Thinking about growth in relation to our lives as Christian people and as a church, something similar is often true. It is sometimes the “dark” times of struggle, anxiety or hurt that can become the seedbed for new growth in our lives. All of us will experience “winter times” in our lives for a variety of reasons. It is often difficult to find much meaning or purpose when we are directly within them. However, we can sometimes find ways to redeem such times as we offer them to God and draw from them a deeper knowledge of ourselves and a greater capacity to serve and empathise with others.
The Methodist minister and writer, Leslie Weatherhead, put it much better than I can:
“Like everybody, I love and prefer the sunny uplands of experience, when health, happiness and success abound, but I have learned far more about God and life and myself in the darkness of fear and failure than I have ever learned in the sunshine. There are such things as the treasures of darkness. The darkness, thank God, passes. But what one learns in the darkness, one possesses for ever.”

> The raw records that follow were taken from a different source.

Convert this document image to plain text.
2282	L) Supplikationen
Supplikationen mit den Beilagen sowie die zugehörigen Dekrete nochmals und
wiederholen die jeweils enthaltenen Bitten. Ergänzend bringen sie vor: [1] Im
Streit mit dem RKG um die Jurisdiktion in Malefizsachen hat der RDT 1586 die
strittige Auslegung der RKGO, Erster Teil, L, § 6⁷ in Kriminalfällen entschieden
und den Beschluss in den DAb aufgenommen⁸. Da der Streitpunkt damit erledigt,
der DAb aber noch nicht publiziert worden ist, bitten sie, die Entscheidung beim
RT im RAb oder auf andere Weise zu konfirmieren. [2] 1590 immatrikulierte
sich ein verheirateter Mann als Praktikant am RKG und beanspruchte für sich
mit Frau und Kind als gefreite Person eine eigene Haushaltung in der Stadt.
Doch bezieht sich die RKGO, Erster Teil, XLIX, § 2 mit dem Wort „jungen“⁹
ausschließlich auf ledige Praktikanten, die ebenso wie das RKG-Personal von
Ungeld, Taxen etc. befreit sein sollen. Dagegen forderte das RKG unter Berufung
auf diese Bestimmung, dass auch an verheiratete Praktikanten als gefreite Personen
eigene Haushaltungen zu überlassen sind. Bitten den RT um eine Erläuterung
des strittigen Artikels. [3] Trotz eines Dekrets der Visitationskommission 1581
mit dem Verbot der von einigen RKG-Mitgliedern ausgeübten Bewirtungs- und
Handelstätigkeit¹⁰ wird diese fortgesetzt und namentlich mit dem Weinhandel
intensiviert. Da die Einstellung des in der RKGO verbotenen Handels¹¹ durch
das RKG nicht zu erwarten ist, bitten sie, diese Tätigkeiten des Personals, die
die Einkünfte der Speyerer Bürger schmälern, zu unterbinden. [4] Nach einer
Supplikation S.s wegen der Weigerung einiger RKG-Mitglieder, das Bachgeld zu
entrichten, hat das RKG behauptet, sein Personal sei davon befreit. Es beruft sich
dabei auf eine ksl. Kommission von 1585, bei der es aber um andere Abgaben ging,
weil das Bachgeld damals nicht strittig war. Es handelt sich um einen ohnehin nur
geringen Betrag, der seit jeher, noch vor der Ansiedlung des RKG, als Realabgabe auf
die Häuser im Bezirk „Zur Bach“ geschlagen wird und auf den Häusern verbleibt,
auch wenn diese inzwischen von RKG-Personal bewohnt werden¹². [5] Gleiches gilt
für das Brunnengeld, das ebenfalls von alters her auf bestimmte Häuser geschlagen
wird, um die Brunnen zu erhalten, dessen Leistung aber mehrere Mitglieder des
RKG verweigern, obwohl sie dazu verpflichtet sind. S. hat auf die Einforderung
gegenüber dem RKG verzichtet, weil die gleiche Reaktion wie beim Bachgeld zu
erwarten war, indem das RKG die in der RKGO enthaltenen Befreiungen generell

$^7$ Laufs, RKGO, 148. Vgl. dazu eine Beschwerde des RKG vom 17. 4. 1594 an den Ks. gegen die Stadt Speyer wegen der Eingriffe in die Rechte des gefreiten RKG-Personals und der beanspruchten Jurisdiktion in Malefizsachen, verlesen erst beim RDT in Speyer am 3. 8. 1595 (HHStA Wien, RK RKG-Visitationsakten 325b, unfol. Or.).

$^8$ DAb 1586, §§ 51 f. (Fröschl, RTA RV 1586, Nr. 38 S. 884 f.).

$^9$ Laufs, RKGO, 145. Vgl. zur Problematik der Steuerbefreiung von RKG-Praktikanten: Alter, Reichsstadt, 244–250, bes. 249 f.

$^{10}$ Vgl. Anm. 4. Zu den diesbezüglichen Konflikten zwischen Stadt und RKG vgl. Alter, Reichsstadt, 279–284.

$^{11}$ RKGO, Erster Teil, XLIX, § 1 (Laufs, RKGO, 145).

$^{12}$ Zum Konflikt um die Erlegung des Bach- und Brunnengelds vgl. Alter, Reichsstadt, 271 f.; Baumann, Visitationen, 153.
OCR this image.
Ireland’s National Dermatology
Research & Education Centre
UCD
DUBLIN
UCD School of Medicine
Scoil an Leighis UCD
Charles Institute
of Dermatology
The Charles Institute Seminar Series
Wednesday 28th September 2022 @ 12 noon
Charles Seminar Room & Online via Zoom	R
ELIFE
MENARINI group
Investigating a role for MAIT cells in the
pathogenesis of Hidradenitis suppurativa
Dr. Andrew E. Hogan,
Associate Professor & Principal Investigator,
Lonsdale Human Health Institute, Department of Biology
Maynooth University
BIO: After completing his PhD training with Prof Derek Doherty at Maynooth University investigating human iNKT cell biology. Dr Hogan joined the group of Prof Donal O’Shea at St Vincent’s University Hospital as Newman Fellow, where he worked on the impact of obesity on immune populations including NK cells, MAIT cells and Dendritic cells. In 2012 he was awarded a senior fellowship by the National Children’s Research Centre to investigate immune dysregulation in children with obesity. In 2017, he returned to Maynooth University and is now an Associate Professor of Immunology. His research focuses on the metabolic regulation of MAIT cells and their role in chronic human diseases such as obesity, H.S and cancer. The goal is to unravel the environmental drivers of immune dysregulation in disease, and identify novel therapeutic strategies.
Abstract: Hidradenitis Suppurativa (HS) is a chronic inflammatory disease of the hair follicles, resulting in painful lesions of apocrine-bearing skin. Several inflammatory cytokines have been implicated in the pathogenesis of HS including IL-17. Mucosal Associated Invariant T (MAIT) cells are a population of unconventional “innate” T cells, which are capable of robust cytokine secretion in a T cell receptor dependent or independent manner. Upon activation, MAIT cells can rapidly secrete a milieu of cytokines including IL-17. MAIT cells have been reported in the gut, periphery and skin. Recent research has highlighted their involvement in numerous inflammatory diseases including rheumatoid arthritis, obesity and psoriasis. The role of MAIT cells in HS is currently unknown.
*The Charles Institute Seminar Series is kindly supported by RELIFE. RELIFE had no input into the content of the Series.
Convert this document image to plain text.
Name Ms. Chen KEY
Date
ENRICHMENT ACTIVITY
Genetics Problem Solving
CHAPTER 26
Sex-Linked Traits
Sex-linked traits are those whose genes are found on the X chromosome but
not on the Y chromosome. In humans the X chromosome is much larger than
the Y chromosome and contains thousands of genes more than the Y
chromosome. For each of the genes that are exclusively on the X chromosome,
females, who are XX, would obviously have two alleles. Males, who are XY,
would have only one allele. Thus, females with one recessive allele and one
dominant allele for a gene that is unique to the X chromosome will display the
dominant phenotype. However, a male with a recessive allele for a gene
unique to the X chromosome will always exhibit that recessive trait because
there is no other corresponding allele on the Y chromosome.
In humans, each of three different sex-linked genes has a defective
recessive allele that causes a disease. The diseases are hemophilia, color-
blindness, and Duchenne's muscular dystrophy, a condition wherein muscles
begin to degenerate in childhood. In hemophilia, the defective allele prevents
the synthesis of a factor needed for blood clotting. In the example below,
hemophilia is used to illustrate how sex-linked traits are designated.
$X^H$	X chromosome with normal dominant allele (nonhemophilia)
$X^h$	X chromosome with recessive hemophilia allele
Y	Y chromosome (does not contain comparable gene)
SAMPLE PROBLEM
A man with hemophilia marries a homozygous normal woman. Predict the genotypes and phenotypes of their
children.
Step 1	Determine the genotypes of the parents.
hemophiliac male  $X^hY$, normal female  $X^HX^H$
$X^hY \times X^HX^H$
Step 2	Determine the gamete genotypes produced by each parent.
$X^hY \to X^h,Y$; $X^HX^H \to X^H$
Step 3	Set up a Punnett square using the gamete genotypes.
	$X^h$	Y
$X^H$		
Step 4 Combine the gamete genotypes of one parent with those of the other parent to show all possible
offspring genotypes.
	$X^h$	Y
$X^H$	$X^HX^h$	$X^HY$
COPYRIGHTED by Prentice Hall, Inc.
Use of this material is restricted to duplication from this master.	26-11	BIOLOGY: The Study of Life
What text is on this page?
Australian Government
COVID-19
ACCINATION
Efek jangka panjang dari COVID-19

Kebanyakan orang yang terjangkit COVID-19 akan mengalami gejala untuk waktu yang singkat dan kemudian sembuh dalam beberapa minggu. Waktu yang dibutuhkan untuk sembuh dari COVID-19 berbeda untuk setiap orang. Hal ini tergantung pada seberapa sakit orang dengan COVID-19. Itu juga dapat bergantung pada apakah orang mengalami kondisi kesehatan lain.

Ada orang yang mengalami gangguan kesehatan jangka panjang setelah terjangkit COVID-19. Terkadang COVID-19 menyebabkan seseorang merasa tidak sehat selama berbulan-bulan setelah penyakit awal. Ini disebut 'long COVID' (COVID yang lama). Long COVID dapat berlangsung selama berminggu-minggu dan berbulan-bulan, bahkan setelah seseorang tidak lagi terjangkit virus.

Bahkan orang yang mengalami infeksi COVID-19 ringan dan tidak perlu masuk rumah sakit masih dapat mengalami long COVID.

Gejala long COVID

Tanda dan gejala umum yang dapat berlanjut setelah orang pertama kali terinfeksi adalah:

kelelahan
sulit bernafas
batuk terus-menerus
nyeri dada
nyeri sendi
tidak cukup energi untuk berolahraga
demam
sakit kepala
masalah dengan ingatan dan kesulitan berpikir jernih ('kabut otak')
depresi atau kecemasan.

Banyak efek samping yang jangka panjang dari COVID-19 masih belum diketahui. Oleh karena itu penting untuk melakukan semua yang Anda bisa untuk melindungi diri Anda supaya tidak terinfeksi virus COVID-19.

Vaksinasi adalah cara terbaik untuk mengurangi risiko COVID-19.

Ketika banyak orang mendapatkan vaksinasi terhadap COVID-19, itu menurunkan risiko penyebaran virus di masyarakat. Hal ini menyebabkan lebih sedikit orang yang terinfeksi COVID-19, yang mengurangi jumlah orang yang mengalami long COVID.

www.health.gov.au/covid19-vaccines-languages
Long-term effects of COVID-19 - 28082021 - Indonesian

Spiritual growth often involves challenge and struggle, even struggle with God and with life. Jacob wrestled with God at the ford of the Jabbok and won for himself and his descendants a new name (Genesis 32:22-32). Job wrestled verbally with God and won for himself and us a more profound understanding of God and his ways.
When Jesus spoke the words that I have used as the title for this piece he was referring to his own imminent death. He knew that it would only be through his embracing of the way of the cross and God’s redeeming of the winter darkness of the cross that the power of the new life of the resur-rection could be released. “Unless a grain of wheat falls into the earth and dies, it remains just a single grain; but if it dies it bears much fruit” (John 12:24).
But he goes on to say this: “Those who love their life lose it, and those who hate their life in this world will keep it for eternal life”. In other words, spiritual growth, eternal life, sometimes involves sacrifice and struggle.
As a church family it is sometimes through the things that we find challenging, difficult or stressful that God works with us to bring new life and growth in our midst. Change is always difficult to live through and manage. Yet if we can embrace not simply what we like or are familiar with, but also embrace the things that take us outside our “comfort zone”, then we will reap great benefits of growth in our knowledge of God, ourselves and our fruitfulness as Christian people in the world.